Unless otherwise ordered by Judge Vilardo, any objections to this Report and Recommendation must be filed with the clerk of this court by July 21, 2020. Any requests for extension of this deadline must be made to District Judge Vilardo. A party who “fails to object timely . . . waives any right to further judicial review of [this] decision”. Wesolek v. Canadair Ltd., 838 F.2d 55, 58 (2d Cir. 1988); Thomas v. Arn, 474 U.S. 140, 155 (1985).
Moreover, the district judge will ordinarily refuse to consider de novo arguments, case law and/or evidentiary material which could have been, but were not, presented to the magistrate judge in the first instance. Patterson-Leitch Co. v. Massachusetts Municipal Wholesale Electric Co., 840 F.2d 985, 990-91 (1st Cir. 1988).

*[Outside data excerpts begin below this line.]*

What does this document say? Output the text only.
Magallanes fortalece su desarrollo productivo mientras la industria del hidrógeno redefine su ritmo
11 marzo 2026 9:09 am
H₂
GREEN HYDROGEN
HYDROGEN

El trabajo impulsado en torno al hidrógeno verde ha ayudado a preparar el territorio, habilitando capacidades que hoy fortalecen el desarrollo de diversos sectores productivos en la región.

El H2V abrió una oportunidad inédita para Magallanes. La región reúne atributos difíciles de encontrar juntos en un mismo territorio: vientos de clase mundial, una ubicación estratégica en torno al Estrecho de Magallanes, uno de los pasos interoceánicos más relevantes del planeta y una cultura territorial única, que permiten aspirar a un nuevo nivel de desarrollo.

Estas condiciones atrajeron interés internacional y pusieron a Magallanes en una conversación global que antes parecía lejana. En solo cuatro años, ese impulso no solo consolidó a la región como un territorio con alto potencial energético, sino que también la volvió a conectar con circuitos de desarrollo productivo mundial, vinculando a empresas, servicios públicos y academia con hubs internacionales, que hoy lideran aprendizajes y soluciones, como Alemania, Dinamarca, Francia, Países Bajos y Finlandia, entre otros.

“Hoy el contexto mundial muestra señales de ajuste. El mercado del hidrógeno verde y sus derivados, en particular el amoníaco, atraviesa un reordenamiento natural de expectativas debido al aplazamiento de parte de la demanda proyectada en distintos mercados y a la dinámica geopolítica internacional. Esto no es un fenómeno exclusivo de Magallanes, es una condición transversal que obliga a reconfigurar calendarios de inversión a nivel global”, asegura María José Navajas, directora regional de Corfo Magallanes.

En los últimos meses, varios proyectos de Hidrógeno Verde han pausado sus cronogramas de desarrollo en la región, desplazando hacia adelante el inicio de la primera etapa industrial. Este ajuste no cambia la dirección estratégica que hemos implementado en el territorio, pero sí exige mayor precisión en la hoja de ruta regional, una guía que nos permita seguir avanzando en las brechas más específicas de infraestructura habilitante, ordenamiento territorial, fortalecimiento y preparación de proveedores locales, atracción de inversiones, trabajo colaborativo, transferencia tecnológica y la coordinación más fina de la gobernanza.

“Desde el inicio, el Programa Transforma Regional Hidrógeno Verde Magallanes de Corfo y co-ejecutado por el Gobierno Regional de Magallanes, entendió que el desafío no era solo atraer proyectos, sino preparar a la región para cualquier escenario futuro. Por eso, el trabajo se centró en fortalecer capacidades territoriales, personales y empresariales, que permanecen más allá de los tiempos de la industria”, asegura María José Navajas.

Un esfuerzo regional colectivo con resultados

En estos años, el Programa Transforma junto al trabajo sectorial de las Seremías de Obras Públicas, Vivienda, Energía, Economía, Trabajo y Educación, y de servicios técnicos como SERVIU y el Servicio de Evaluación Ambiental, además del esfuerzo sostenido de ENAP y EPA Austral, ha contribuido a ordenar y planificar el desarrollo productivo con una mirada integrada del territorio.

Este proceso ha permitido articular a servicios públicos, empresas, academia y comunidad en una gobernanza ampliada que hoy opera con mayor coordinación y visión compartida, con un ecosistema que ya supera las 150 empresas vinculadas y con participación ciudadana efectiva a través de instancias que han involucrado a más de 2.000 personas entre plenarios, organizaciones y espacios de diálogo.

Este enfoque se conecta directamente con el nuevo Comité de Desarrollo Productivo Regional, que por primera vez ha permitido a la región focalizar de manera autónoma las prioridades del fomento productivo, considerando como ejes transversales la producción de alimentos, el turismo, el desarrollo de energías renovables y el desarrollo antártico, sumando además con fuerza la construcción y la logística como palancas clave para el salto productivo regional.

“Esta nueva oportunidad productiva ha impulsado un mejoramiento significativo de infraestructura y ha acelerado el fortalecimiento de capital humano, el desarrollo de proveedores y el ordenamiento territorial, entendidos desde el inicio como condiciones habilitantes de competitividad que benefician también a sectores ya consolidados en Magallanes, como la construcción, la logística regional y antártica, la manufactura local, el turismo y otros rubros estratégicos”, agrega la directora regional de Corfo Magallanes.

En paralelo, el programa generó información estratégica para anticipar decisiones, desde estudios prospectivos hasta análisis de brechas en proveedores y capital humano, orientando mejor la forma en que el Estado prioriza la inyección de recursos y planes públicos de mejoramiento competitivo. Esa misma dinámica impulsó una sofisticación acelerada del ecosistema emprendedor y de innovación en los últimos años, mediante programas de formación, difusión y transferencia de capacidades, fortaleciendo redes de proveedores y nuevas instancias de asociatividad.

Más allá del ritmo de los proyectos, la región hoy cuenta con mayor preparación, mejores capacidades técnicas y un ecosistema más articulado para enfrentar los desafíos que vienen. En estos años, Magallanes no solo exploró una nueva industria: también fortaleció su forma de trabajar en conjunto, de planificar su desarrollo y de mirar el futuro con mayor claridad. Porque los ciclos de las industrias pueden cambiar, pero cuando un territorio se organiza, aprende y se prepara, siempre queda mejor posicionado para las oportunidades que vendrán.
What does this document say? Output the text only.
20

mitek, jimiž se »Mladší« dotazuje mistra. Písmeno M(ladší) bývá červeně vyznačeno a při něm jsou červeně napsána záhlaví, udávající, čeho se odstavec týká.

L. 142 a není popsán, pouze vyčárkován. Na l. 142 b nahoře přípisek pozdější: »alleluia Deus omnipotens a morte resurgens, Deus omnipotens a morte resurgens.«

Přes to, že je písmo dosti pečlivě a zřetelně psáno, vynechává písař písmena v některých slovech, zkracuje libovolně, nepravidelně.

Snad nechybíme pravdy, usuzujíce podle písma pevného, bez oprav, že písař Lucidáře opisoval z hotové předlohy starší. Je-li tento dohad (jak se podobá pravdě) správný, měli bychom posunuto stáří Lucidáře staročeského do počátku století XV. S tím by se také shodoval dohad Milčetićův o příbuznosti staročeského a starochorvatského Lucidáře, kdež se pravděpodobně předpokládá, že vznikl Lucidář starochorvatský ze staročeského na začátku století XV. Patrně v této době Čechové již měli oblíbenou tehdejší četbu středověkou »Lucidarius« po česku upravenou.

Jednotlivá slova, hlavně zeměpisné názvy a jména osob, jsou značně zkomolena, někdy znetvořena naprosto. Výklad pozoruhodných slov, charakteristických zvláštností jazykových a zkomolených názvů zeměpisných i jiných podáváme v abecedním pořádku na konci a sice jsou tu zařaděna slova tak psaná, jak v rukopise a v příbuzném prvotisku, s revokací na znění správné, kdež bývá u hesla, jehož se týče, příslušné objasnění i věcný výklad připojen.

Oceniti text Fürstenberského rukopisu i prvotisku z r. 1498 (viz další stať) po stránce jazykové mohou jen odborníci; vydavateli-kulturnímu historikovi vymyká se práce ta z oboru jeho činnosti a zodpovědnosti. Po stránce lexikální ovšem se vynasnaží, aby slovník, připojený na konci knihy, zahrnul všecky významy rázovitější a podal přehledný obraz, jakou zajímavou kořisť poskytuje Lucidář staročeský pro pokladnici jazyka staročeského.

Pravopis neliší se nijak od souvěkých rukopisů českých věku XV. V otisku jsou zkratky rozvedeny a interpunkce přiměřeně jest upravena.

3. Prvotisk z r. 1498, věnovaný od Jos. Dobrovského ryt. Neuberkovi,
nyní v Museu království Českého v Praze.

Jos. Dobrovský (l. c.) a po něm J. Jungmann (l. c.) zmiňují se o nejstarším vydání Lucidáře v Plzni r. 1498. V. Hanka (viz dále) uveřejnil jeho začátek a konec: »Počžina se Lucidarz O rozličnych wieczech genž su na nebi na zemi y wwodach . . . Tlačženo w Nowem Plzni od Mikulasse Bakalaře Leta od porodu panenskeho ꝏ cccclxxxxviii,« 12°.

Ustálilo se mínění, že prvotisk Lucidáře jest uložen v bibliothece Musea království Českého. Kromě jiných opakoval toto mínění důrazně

The parties are reminded that, pursuant to Rule 72(b) and (c) of this Court's Local Rules of Civil Procedure, written objections shall “specifically identify the portions of the proposed findings and recommendations to which objection is made and the basis for each objection . . . supported by legal authority”, and must include “a written statement either certifying that the objections do not raise new legal/factual arguments, or identifying the new arguments and explaining why they were not raised to the Magistrate Judge”. Failure to comply with these provisions may result in the district judge's refusal to consider the objections.